We all heard many reasons for why arrangements had to be handled in the funeral home, but all boiled down to the comfort of the funeral director and the firm’s showroom. Today, any firm can present its entire showroom display on a laptop, making funeral directors available to go to the client’s home, if the family will be more comfortable there.

While we’re at it, could a funeral take place in a home? Today, remembering our redefined “funeral,” perhaps funeral professionals should be more focused on getting the living where they need to be. The convocation is now the important part of the funeral. The survivors must feel they received value for their time and money spent.

Even chat rooms are now dispensing advice to mourners and those contemplating making arrangements via the colloquial death cafe. Consumers must understand, however, that these are people not known to the consumer who’s asking the questions, and the respondent’s qualifications are either unknown or, if stated, unconfirmed. It’s all so anonymous. Yet here you are, an integral part of the community; you must teach families about all the integrated critical decisions that go into planning a funeral.

Funeral service used to be a male bastion, but I have often said, “Men don’t think logically. If they did, we would be riding horses sidesaddle!” In general, women make much better arrangers than do men. Women tend to listen better, ask probing questions, empathize and can reach out and touch a person (either gender) without making them feel awkward.

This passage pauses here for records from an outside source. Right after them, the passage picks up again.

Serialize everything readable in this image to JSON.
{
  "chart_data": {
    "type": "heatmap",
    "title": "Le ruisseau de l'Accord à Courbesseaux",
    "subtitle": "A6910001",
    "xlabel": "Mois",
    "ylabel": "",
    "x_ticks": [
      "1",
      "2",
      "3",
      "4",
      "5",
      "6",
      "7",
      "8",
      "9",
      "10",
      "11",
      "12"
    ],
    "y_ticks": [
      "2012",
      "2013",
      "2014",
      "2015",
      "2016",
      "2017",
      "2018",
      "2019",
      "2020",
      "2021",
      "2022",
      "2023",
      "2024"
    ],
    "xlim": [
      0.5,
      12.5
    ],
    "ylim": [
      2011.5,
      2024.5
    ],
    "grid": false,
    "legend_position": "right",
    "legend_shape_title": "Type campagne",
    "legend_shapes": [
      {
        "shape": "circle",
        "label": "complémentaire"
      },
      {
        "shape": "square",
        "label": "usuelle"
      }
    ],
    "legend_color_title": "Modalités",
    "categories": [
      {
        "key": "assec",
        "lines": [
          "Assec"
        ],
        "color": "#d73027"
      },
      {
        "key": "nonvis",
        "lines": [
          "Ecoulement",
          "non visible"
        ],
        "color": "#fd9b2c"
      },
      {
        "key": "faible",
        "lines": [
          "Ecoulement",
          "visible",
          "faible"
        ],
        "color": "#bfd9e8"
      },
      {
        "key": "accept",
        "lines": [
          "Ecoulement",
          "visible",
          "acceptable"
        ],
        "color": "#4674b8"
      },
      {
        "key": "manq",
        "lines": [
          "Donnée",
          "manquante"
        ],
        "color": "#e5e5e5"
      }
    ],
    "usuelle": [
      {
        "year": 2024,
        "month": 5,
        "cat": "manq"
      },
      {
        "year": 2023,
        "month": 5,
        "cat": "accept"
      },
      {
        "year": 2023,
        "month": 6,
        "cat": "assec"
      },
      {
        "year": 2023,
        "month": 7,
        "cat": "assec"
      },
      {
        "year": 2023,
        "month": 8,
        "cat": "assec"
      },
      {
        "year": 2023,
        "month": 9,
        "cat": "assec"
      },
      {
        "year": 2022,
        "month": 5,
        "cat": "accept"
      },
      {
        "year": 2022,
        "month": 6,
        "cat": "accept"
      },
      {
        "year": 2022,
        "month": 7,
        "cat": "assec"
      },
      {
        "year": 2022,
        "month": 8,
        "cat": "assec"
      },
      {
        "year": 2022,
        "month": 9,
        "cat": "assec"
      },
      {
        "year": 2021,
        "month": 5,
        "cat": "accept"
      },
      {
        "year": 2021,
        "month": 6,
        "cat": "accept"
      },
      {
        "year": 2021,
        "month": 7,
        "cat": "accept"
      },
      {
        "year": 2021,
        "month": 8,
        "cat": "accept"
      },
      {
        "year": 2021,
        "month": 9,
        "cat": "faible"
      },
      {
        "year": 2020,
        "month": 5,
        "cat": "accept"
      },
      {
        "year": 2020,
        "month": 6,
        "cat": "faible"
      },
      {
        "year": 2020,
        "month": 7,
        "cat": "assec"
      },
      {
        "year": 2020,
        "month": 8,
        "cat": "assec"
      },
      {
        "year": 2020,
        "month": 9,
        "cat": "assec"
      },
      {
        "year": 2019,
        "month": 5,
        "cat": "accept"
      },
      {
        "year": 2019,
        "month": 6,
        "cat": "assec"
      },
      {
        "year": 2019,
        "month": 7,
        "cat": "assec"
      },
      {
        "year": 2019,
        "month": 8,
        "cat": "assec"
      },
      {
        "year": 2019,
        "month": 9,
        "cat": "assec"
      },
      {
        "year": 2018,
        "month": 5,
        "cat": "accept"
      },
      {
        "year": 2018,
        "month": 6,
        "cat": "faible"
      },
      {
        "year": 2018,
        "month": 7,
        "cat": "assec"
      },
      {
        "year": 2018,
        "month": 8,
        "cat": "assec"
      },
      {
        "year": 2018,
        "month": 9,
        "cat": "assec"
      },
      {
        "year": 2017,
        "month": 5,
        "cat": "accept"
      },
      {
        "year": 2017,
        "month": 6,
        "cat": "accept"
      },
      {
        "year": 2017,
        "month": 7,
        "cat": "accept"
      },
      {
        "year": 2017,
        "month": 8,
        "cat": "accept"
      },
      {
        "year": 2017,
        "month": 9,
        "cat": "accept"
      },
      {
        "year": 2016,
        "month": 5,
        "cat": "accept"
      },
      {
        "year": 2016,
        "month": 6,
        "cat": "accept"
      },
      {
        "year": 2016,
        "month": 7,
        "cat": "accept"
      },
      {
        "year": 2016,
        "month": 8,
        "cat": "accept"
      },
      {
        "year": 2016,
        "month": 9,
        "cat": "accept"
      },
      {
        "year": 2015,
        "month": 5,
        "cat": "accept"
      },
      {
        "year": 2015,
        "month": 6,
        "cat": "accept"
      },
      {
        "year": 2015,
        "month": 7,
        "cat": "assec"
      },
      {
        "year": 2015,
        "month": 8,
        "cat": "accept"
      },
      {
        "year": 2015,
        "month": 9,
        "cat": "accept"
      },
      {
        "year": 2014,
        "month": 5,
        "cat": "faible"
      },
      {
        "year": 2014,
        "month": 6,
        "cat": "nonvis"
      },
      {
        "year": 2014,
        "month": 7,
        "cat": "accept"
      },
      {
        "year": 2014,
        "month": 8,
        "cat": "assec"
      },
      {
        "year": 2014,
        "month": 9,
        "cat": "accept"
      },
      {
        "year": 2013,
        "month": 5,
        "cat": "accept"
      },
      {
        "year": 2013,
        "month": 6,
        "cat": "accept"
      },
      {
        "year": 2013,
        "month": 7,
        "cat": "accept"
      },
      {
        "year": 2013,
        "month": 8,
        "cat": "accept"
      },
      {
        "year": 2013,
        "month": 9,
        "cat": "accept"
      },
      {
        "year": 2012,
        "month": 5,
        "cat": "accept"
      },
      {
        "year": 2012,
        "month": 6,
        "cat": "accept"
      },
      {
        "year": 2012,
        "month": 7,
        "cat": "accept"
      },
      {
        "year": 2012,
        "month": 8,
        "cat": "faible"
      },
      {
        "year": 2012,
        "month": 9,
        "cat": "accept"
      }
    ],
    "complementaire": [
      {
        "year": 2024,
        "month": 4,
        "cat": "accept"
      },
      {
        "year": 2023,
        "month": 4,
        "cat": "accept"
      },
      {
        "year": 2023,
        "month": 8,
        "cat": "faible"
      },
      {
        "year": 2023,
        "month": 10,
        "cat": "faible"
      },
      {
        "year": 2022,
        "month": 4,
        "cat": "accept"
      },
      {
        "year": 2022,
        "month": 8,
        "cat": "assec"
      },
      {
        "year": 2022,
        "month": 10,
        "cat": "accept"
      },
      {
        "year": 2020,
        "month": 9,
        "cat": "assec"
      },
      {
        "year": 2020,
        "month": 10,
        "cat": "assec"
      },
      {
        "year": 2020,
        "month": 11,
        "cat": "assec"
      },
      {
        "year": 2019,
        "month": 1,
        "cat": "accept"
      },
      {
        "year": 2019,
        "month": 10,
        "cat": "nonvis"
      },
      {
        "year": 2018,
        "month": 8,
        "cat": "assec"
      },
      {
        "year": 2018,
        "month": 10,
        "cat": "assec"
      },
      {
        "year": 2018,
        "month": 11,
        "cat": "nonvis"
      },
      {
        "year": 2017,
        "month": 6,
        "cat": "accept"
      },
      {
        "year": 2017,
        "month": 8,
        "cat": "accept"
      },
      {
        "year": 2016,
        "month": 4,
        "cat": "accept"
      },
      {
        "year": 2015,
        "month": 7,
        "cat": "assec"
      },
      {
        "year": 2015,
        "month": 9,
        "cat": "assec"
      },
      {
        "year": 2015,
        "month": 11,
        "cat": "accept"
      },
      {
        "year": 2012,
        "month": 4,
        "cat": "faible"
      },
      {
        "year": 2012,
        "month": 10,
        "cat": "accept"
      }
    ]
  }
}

I have analyzed in more than 500 funeral homes that have staff of both genders and have found that the average revenue per call is usually higher from female staff than male staff. I’ve also found that consumers recall more female funeral directors by name 30 days after the funeral. While it might not be fair, it is a blessing that today almost 30% of all people graduating and passing the National Board Exam are women. The pink collar is going to be a great blessing to the future success of this business.

These challenges are being brought about because almost 90% of calls today are baby boomers, a demographic group that is different from any group in our society to date. They have shown that the key to serving them is personalization. They don’t want to hear, “That’s the way your family always did this.” They don’t want institutions, such as churches, to limit their options. These people fought the traditions of previous generations. They took over college campuses, brought down a president and rebelled against the largest institutions. The men burned their draft cards and the women burned their bras, so is it any surprise that when reinventing the idea of how to handle death they are burning their bodies?

What are you going to take away after having spent the time to read this article? Maybe out with the old and in with the new? Maybe we need a new tradition? Maybe we need a new definition of what you do for a living? Maybe a new scorecard to judge the efficacy of your ministry?

Ideally, we must stand up for the needs of mourners. Do you want to be the funeral home hanging on to the ways of the past or the firm promoting the ways of the future?